I am a caterpillar in a chrysalis. While I have not yet emerged into my complete form, I am no longer the self I used to be. I am in a prolonged period of change, developing into who I’ll become one day.
For each of us, this change happens at different stages and in reaction to different events — life experiences, puberty, moving, etc. The list goes on and on about what could catalyze such a significant life change. For me, it was coming to college. I entered one way and I know that I won’t be leaving the same.
High school is difficult — always — as we are placed where our parents want us to be, attending a school because of geographical location instead of interest. We are put aside peers who may not share our interests or values, one who just happen to live in the same district. So, we adjust and acclimate in order to get through; we make friends with people for companionship and we do so under a cloud of ignorance to what other relationships are out there. We change ourselves—our interests, our behavior, our looks—to fit into the “norm” so that we have a chance at developing friendships, as ingenuine and unsubstantial as they may be. Yet, we latch onto the people we grew up with because they knew us before the metamorphosis; we hold onto the memories and history without acknowledging that a significant portion of our relationships were built on the basis of convenience.
It is when we depart from our homes and venture to places far away, where we have chosen to be, that everything changes and we notice differences in the types of people who surround us. The students at our colleges are there for reasons that most likely align with your own; whether they are interests, passions or personality traits. When we recognize that there is no longer the expectation to fit into the mold your high school shaped for us, we are able to develop into our true selves.

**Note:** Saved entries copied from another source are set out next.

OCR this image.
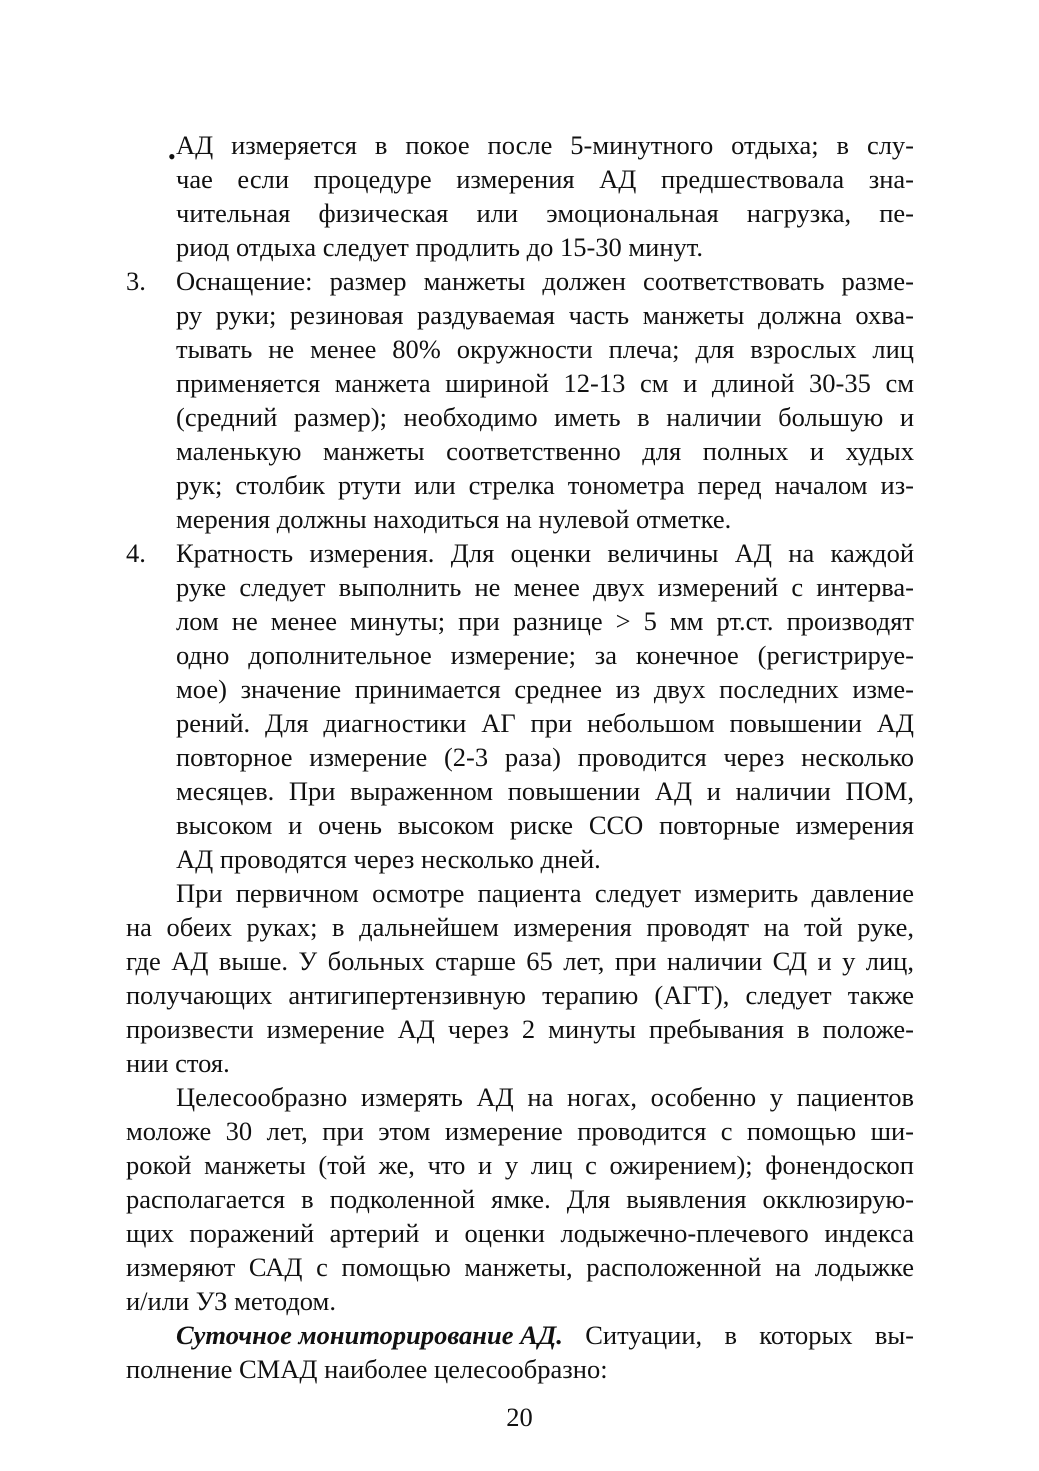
• АД измеряется в покое после 5-минутного отдыха; в слу-
чае если процедуре измерения АД предшествовала зна-
чительная физическая или эмоциональная нагрузка, пе-
риод отдыха следует продлить до 15-30 минут.
3. Оснащение: размер манжеты должен соответствовать разме-
ру руки; резиновая раздуваемая часть манжеты должна охва-
тывать не менее 80% окружности плеча; для взрослых лиц
применяется манжета шириной 12-13 см и длиной 30-35 см
(средний размер); необходимо иметь в наличии большую и
маленькую манжеты соответственно для полных и худых
рук; столбик ртути или стрелка тонометра перед началом из-
мерения должны находиться на нулевой отметке.
4. Кратность измерения. Для оценки величины АД на каждой
руке следует выполнить не менее двух измерений с интерва-
лом не менее минуты; при разнице > 5 мм рт.ст. производят
одно дополнительное измерение; за конечное (регистрируе-
мое) значение принимается среднее из двух последних изме-
рений. Для диагностики АГ при небольшом повышении АД
повторное измерение (2-3 раза) проводится через несколько
месяцев. При выраженном повышении АД и наличии ПОМ,
высоком и очень высоком риске ССО повторные измерения
АД проводятся через несколько дней.
При первичном осмотре пациента следует измерить давление
на обеих руках; в дальнейшем измерения проводят на той руке,
где АД выше. У больных старше 65 лет, при наличии СД и у лиц,
получающих антигипертензивную терапию (АГТ), следует также
произвести измерение АД через 2 минуты пребывания в положе-
нии стоя.
Целесообразно измерять АД на ногах, особенно у пациентов
моложе 30 лет, при этом измерение проводится с помощью ши-
рокой манжеты (той же, что и у лиц с ожирением); фонендоскоп
располагается в подколенной ямке. Для выявления окклюзирую-
щих поражений артерий и оценки лодыжечно-плечевого индекса
измеряют САД с помощью манжеты, расположенной на лодыжке
и/или УЗ методом.
Суточное мониторирование АД. Ситуации, в которых вы-
полнение СМАД наиболее целесообразно:
20
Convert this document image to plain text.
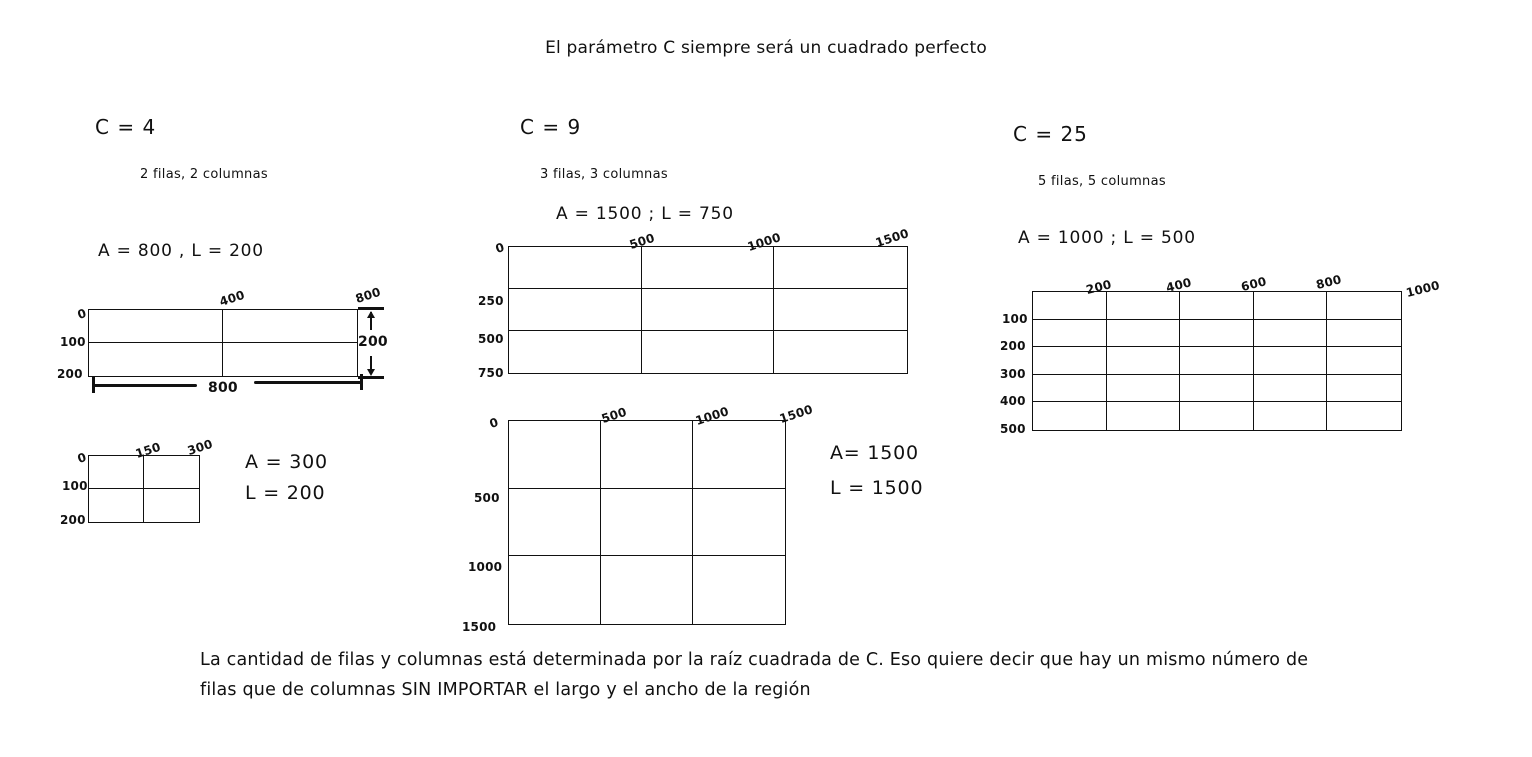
El parámetro C siempre será un cuadrado perfecto
C = 4
2 filas, 2 columnas
A = 800 , L = 200
0
400	800
100
200
200
800
0	150 300
100
200
A = 300
L = 200
C = 9
3 filas, 3 columnas
A = 1500 ; L = 750
0	500	1000	1500
250
500
750
0	500	1000	1500
500
1000
1500
A= 1500
L = 1500
C = 25
5 filas, 5 columnas
A = 1000 ; L = 500
200	400	600	800	1000
100
200
300
400
500
La cantidad de filas y columnas está determinada por la raíz cuadrada de C. Eso quiere decir que hay un mismo número de filas que de columnas SIN IMPORTAR el largo y el ancho de la región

While our pasts are important, they shouldn’t limit us from finding our future selves. We can recognize our histories without being restrained by them. It's usually parents who say, “College is a time for exploration,” but I can now attest to that being a true statement. We are gaining an education in our classrooms and in the real world, experiencing life in this in-between world that exists between your parent’s home and adulthood.
Allow yourself to experience this time in life. Don’t let yourself be held back by prior assumptions about the world or define your morals based on what you’ve been told to believe. Open yourself to different perspectives and different possibilities and change will come naturally. Because it's here where we're supposed to find ourselves — our real selves — not those weird phases we went through in middle school and the years that followed. Eventually, we'll all emerge from our chrysalis as who we're meant to be.